A senior Indian government minister predicted upcoming state elections would be a “complete sweep” for Prime Minister Narendra Modi’s party, which is hoping that a strong mandate will help it push through more policy changes in the second half of Mr. Modi’s term.
Piyush Goyal, the power minister and a influential leader in the Bharatiya Janata Party, said he was comfortable using the term “sweep”—“I wouldn’t use it in the normal course”—because of the depth of support he said he’s seen for Mr. Modi’s radical move, in November, to invalidate all large bank notes as a way of punishing corrupt officials and tax evaders.
“His popularity has shot through the roof,” Mr. Goyal said in an interview with The Wall Street Journal. He said Mr. Modi wasn’t even this popular in 2014, the year in which the BJP won by a landslide in elections for Parliament’s lower house.
Winning this spring’s state contests would help the BJP increase its presence in the legislature’s upper house, where opposition parties have blocked some of Mr. Modi’s proposals. The polls are also the first major test of Mr. Modi’s popularity since the currency nullification, which left many Indians scrambling for cash for weeks. Results are due March 11.

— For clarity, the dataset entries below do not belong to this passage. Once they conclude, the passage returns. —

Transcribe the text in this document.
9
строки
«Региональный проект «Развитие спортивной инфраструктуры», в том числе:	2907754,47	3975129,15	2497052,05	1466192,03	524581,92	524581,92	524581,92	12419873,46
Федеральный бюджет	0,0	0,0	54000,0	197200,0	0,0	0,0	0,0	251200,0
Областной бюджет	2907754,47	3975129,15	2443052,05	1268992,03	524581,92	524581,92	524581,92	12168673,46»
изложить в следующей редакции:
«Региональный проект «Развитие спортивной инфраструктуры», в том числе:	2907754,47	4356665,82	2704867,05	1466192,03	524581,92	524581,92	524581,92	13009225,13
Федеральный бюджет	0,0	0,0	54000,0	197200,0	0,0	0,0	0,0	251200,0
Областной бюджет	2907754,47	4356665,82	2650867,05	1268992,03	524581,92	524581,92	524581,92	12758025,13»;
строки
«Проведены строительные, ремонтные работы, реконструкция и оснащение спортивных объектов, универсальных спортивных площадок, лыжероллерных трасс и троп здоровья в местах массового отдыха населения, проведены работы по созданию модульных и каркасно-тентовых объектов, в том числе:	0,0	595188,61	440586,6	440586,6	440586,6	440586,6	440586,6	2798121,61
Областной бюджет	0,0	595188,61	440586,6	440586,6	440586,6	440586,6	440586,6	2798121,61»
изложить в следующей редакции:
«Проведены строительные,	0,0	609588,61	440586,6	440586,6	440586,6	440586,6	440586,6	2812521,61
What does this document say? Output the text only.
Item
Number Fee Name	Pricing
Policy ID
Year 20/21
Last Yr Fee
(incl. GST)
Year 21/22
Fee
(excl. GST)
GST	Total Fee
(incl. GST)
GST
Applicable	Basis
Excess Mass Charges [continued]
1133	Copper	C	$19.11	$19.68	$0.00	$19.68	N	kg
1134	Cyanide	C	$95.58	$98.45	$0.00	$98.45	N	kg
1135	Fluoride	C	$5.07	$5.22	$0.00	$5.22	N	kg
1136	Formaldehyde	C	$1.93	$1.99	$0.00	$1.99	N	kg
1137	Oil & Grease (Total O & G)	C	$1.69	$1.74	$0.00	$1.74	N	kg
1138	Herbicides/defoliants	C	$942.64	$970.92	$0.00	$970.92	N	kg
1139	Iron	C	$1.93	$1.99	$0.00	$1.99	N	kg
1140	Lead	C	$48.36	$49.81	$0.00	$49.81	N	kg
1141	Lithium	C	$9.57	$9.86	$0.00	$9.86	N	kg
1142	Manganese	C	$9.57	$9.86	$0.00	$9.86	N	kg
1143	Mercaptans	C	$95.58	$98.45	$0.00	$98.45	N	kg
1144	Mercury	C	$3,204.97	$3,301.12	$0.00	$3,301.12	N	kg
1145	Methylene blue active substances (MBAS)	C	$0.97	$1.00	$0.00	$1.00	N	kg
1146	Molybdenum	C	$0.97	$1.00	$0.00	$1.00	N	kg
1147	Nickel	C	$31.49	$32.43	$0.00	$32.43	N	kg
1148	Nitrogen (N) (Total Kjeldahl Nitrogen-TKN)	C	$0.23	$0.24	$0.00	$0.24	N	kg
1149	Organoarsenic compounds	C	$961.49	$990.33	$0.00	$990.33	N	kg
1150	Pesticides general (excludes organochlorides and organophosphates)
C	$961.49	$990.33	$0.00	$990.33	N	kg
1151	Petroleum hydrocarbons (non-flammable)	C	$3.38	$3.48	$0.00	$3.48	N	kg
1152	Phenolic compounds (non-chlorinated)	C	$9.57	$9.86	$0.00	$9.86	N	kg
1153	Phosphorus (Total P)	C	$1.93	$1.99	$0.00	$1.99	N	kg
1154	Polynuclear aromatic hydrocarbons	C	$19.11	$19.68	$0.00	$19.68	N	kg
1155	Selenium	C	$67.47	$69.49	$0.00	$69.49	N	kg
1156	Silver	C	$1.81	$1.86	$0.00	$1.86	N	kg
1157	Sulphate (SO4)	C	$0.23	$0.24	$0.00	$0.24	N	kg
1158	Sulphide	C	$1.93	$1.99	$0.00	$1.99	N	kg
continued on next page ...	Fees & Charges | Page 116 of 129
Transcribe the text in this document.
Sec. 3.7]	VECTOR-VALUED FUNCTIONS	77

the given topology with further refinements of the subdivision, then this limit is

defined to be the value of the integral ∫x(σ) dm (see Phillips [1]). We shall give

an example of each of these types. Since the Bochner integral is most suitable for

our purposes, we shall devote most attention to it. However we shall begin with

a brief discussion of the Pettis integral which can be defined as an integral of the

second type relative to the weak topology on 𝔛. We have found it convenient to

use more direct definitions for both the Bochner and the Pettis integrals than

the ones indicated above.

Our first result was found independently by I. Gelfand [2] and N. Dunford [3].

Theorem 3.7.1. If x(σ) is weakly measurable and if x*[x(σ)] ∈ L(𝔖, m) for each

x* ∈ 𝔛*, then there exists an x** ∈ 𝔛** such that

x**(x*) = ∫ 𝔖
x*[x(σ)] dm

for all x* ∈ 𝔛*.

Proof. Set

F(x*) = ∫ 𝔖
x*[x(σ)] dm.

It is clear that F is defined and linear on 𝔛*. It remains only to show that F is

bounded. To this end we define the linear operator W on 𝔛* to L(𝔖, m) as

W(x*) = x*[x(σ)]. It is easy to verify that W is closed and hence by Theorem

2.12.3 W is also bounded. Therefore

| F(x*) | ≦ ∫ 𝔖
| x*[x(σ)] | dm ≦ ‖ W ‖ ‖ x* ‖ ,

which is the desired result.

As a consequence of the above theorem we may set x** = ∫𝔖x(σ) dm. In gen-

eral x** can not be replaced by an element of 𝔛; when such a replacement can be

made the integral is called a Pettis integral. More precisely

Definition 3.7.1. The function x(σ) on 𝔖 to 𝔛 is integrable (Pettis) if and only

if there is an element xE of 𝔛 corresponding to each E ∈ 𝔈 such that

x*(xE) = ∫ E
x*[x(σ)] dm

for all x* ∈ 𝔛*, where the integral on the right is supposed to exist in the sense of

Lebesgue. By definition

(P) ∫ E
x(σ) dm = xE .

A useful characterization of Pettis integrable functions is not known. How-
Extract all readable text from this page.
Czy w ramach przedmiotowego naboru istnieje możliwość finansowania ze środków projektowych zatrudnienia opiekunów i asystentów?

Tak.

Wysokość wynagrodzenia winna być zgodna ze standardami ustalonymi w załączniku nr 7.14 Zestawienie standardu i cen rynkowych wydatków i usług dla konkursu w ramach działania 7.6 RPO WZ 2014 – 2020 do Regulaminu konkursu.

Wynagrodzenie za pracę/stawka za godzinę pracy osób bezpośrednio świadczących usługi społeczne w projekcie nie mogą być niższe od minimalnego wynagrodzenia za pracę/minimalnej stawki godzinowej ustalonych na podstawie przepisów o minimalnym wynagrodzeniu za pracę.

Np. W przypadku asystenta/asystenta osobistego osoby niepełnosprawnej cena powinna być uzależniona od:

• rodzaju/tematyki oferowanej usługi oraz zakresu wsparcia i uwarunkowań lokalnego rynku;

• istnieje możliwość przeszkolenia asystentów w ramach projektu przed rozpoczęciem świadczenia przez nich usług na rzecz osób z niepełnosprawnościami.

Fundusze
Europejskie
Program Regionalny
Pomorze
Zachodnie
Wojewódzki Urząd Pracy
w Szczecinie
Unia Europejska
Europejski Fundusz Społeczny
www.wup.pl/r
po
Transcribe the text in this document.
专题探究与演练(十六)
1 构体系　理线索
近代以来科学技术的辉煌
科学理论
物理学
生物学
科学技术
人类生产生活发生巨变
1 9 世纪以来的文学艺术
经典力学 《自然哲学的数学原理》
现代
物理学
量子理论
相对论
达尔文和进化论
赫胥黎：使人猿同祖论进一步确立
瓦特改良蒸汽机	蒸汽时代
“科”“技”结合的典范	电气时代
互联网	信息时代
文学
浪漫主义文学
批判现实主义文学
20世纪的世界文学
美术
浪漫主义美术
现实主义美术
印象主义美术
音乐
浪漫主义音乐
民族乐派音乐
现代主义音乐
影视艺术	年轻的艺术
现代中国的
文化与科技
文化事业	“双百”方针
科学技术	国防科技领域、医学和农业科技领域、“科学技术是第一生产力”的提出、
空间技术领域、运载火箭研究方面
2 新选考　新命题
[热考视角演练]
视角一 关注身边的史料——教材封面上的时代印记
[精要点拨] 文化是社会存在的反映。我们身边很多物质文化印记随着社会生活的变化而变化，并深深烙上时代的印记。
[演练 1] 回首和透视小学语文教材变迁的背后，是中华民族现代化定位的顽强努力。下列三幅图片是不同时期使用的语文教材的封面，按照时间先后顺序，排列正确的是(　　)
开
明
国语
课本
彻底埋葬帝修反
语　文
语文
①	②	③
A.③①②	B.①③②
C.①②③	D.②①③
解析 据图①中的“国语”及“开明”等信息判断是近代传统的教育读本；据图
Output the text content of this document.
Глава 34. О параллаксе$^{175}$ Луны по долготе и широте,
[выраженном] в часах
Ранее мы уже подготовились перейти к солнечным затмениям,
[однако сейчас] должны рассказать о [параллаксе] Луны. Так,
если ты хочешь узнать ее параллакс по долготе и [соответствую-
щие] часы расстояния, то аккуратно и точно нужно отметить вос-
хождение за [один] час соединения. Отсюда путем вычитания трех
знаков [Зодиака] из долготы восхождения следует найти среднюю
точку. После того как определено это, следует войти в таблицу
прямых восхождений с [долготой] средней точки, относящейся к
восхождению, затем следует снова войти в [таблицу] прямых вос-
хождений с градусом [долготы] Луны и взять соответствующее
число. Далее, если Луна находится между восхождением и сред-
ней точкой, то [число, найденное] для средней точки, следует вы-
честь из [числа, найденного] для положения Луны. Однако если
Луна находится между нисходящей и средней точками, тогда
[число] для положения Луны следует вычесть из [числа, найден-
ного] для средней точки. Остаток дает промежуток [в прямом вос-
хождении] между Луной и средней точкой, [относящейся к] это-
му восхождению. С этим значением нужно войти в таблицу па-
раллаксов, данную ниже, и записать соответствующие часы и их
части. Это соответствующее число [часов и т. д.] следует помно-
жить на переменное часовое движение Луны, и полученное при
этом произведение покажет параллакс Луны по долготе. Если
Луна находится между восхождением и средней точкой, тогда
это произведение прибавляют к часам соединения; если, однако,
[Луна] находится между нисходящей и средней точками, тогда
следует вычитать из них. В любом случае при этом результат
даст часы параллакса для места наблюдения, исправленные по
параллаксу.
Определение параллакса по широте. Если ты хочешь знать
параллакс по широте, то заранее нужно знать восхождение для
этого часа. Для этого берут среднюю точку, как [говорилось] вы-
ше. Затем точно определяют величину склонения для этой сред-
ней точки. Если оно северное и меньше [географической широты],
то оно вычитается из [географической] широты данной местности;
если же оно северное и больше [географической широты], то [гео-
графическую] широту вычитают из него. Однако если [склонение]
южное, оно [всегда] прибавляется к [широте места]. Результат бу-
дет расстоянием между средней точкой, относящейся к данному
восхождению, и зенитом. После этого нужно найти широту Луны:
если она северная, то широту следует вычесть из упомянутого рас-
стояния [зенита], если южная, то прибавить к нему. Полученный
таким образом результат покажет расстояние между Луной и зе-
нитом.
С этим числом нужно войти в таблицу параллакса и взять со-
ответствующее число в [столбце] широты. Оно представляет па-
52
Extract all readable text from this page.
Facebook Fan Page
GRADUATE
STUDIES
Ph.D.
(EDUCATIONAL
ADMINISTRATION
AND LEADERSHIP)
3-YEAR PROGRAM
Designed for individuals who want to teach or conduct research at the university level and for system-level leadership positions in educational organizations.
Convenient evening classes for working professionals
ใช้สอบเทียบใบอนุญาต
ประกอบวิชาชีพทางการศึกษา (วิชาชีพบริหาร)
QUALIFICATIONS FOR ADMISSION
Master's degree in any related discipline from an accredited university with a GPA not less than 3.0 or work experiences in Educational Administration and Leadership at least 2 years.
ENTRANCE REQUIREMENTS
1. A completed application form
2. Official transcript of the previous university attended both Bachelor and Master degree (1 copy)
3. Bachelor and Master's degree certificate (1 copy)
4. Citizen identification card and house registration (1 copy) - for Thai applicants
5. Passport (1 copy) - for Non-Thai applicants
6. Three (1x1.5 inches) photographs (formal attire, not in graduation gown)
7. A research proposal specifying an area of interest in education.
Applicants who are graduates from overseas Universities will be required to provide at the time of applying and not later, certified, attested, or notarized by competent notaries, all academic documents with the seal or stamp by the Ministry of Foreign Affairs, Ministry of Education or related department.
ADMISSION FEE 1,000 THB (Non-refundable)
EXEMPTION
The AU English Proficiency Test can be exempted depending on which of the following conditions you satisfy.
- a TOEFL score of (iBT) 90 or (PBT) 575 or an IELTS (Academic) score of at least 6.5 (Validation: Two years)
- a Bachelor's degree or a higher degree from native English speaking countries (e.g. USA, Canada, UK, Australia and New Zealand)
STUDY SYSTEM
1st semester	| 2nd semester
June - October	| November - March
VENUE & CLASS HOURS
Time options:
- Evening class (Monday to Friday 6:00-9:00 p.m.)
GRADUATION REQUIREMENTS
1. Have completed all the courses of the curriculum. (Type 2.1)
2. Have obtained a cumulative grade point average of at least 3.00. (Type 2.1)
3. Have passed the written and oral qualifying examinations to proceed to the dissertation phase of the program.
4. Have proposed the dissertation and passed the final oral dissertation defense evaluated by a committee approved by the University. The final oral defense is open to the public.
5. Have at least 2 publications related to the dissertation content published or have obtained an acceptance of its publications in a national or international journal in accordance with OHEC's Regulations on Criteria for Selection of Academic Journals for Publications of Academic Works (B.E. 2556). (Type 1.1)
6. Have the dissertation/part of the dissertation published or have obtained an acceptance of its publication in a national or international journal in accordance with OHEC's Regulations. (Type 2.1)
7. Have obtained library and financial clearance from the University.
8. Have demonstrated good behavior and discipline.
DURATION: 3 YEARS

Among the five states that will elect new governments starting in February is Uttar Pradesh, home to one in six Indians. There the BJP is gearing up for a tough fight against three rival parties, including two regional players that have long held power. Mr. Modi’s party hasn’t ruled the state in 15 years. It won a vast majority of the state’s parliamentary constituencies in the 2014 national election, though.
In the neighboring state of Bihar, the BJP in 2015 lost the assembly election to a coalition of regional rivals despite dozens of rallies addressed by the prime minister.
India Today, a news organization, said this month that a survey it commissioned predicted a BJP majority in Uttar Pradesh. Opinion polls in India have a spotty record at predicting election outcomes, though.